Переизбыточность информации, накопленной в результа­те бесчисленных открытий в сочетании со свободой манипули­рования этой информацией превращается в дурную бесконеч­ность интеллектуальных возможностей и образует тот непрохо­димый лес бессмысленных знаний, в котором полностью теря­ется смысл человеческого бытия. Сознание, раздробленное этим многочисленными разрозненными знаниями, уже не в состоянии собственными силами вернуться к состоянию единого целостно­го знания — для этого ему необходимо соприкоснуться с явлени­ем или лицом, персонифицирующим в себе такое состояние. Только вступая в контакт с подобным явлением или лицом мож­но преодолеть тягостную раздробленность сознания, свойствен­ную человеку заблудившемуся. Образно говоря, для выхода из непро­ходимого леса бессмысленных знаний к свету единого целостно­го знания необходима встреча с Вергилием, и современный че­ловек, утомленный долгой борьбой с традициями и устоями, в глубине души начавший тосковать по всему традиционному и ка­ноническому, давно уже жаждет этой встречи, давно мечтает уви­деть в мрачной чаще леса своего Вергилия.

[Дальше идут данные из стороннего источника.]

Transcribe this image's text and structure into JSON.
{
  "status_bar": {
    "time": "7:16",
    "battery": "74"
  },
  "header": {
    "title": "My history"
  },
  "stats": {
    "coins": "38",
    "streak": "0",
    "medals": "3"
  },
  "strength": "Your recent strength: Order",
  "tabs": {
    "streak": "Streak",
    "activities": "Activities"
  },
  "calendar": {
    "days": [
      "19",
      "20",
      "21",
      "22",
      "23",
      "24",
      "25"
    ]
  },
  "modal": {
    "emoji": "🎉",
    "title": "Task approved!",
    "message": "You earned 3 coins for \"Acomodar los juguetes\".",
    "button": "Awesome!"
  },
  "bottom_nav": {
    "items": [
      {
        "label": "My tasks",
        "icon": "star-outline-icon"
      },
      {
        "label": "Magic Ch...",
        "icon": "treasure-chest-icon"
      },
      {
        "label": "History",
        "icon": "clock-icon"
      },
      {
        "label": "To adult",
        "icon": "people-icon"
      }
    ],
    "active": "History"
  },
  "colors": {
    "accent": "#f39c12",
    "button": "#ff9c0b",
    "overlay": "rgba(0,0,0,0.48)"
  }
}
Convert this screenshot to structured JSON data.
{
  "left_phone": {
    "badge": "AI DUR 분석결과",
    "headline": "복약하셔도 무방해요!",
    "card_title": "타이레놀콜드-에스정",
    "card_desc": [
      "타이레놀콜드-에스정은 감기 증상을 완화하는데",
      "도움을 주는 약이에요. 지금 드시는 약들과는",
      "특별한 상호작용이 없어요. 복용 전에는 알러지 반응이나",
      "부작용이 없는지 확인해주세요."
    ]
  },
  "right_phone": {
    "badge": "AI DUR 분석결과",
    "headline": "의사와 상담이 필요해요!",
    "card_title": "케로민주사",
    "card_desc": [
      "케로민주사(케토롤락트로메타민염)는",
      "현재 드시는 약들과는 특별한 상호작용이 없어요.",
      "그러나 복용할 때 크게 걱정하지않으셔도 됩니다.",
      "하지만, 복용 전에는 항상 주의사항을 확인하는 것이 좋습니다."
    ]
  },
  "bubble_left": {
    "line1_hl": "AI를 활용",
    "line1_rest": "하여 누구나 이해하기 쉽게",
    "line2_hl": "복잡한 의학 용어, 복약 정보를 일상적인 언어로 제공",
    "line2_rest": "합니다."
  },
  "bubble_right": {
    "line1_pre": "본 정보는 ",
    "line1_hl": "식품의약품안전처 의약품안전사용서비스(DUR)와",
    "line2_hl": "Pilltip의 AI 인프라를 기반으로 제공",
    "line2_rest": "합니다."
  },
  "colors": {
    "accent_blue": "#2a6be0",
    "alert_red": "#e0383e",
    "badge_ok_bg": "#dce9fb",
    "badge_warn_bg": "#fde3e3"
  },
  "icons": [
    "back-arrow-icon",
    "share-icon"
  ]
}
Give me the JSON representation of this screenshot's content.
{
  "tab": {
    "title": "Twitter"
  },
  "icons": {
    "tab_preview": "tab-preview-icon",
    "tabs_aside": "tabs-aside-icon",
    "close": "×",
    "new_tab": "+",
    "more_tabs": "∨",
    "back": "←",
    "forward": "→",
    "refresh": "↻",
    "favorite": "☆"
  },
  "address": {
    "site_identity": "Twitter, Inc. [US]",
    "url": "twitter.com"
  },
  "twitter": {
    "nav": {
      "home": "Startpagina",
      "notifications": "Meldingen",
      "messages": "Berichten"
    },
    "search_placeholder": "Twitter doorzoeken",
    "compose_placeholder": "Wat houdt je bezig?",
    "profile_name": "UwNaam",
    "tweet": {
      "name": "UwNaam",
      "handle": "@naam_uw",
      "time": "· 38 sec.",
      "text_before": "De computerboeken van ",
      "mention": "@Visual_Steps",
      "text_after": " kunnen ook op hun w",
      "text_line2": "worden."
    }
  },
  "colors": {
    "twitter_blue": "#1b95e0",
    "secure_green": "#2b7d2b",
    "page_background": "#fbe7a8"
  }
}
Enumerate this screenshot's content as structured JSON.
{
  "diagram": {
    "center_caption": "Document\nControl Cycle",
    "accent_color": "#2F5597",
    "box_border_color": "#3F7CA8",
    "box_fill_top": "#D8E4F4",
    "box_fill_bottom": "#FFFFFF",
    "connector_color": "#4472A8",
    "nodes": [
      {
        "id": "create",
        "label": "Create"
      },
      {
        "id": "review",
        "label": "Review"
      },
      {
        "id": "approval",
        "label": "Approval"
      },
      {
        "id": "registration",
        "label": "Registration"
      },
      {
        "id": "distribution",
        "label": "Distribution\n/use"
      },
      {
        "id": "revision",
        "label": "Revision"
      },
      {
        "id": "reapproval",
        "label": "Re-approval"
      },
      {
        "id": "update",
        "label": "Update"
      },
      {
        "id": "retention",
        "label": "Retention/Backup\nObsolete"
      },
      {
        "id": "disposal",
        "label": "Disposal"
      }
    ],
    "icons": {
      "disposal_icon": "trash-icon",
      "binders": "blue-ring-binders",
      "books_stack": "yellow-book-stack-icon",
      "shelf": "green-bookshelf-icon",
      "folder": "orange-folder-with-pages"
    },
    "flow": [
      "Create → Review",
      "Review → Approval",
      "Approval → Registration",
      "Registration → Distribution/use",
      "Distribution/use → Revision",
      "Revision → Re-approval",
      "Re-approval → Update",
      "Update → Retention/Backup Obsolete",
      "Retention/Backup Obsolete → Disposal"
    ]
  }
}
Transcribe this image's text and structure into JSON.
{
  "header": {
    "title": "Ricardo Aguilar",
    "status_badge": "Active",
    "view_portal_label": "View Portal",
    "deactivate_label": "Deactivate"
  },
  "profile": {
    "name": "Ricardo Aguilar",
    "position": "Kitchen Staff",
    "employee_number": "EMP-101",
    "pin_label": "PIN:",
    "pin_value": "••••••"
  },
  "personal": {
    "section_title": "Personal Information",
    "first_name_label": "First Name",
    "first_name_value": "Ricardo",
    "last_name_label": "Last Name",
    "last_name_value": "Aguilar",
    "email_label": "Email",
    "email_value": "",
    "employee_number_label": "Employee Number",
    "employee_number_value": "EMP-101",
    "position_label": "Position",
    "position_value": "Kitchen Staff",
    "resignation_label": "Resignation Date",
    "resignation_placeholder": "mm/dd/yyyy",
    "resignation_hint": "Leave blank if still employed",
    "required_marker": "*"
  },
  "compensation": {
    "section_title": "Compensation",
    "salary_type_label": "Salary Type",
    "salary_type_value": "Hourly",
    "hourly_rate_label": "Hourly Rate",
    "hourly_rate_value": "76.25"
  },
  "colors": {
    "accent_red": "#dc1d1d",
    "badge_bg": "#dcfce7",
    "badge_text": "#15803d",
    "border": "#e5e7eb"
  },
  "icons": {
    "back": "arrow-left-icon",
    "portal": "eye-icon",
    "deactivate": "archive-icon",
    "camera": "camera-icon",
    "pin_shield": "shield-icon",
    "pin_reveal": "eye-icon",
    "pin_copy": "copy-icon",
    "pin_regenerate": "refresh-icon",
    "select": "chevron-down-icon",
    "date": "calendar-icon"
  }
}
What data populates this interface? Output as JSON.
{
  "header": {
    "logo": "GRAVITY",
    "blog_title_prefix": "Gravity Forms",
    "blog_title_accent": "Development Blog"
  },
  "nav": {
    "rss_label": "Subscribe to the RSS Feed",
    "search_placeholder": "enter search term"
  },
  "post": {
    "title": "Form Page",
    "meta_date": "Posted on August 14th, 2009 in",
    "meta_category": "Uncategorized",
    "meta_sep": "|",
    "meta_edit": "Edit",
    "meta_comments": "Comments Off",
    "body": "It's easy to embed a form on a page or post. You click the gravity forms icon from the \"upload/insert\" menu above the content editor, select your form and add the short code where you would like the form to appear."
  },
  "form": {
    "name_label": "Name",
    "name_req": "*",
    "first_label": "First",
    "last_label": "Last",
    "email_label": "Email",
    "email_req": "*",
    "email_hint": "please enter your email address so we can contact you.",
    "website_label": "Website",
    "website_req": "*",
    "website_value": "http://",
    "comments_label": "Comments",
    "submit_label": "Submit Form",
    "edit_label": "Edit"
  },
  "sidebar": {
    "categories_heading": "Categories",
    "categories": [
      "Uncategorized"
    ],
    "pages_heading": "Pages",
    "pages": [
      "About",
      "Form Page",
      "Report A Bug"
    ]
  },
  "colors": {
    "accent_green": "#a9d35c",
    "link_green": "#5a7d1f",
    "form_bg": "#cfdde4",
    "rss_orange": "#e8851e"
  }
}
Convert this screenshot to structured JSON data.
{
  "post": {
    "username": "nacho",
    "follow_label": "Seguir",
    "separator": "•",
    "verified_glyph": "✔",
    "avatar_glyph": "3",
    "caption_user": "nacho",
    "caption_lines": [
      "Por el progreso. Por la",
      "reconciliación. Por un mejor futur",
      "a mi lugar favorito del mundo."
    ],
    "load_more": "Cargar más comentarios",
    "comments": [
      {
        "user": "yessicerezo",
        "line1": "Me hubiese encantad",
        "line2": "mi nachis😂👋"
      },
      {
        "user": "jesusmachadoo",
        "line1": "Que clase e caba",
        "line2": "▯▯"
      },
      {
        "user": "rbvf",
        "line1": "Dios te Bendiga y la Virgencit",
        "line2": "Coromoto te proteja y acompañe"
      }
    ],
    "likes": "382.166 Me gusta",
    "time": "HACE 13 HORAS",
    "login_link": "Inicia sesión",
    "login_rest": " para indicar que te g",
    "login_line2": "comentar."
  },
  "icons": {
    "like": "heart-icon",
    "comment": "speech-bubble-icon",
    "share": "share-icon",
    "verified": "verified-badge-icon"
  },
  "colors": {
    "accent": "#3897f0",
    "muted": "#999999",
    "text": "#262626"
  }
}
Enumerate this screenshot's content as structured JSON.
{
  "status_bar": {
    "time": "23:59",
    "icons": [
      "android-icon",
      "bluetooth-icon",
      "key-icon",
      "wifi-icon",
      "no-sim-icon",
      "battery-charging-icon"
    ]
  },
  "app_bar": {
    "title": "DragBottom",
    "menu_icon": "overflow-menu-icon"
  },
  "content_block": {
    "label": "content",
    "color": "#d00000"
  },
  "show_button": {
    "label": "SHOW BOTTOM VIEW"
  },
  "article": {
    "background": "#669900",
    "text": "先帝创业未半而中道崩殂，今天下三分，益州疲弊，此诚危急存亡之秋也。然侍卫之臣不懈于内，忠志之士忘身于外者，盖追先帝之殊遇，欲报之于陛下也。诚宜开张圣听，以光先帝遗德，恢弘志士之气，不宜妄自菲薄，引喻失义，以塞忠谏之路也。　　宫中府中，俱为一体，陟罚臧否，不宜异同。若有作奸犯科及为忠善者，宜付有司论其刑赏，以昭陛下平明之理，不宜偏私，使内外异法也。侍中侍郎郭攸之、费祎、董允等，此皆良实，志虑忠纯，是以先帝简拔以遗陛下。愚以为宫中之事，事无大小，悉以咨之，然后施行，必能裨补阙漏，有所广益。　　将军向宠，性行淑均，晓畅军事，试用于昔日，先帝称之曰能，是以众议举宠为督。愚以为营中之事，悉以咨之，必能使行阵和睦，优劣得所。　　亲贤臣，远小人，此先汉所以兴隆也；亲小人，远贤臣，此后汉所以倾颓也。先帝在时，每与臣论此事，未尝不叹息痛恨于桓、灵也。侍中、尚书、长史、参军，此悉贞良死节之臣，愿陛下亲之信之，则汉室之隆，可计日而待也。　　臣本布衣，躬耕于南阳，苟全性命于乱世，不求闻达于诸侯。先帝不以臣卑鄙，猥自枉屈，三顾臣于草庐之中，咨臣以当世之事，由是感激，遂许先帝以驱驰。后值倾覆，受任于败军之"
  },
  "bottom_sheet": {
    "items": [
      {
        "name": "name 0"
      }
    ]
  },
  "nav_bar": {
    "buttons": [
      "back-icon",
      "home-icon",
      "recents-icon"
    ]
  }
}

Именно эта жажда порождает такие явления, как массовое туристическое посещение памятников старины, коллекциониро­вание, восстановление забытых этнографических, воинских и ре­месленных традиций, или же стремление к сохранению внешнего облика городов, сельских поместий, ландшафтов. И хотя большин­ство этих явлений носит поверхностный, декоративный и даже бутафорский характер, все же в основе их лежит жажда воссозда­ния утраченного единства путем соединения прошлого с насто­ящим. Другим проявлением этой жажды является тяга к знаком­ству с древними религиями, тайными знаниями и эзотерическими системами философии. Однако ошибочно было бы полагать, что здесь может иметь место произвольный выбор традиций и что при­соединение к любой традиционной системе будет одинаково по­лезным и неопасным для духовного здоровья человека. Ведь если в теории следование любой традиции расширяет границы нашего «Я» и приводит его в состояние гармонии с космосом и истори­ческим процессом, то на практике старательное исполнение про­извольно выбранной, случайно приглянувшейся традиции лишь увеличит наличие произвола в мире и неизбежно повлечет за со­бой еще большую раскоординацию нашего «Я» с действительно­стью, ибо за самовольным выбором традиции обязательно после­дует обрыв и нарушение более глубинных традиционных связей, которые каждому человеку предназначены местом и временем его рождения. Вот почему, по сути дела, не человек выбирает ту ли иную традицию, но традиция сама выбирает человека, ему же лишь надлежит расслышать этот призыв и последовать своему предназ­начению.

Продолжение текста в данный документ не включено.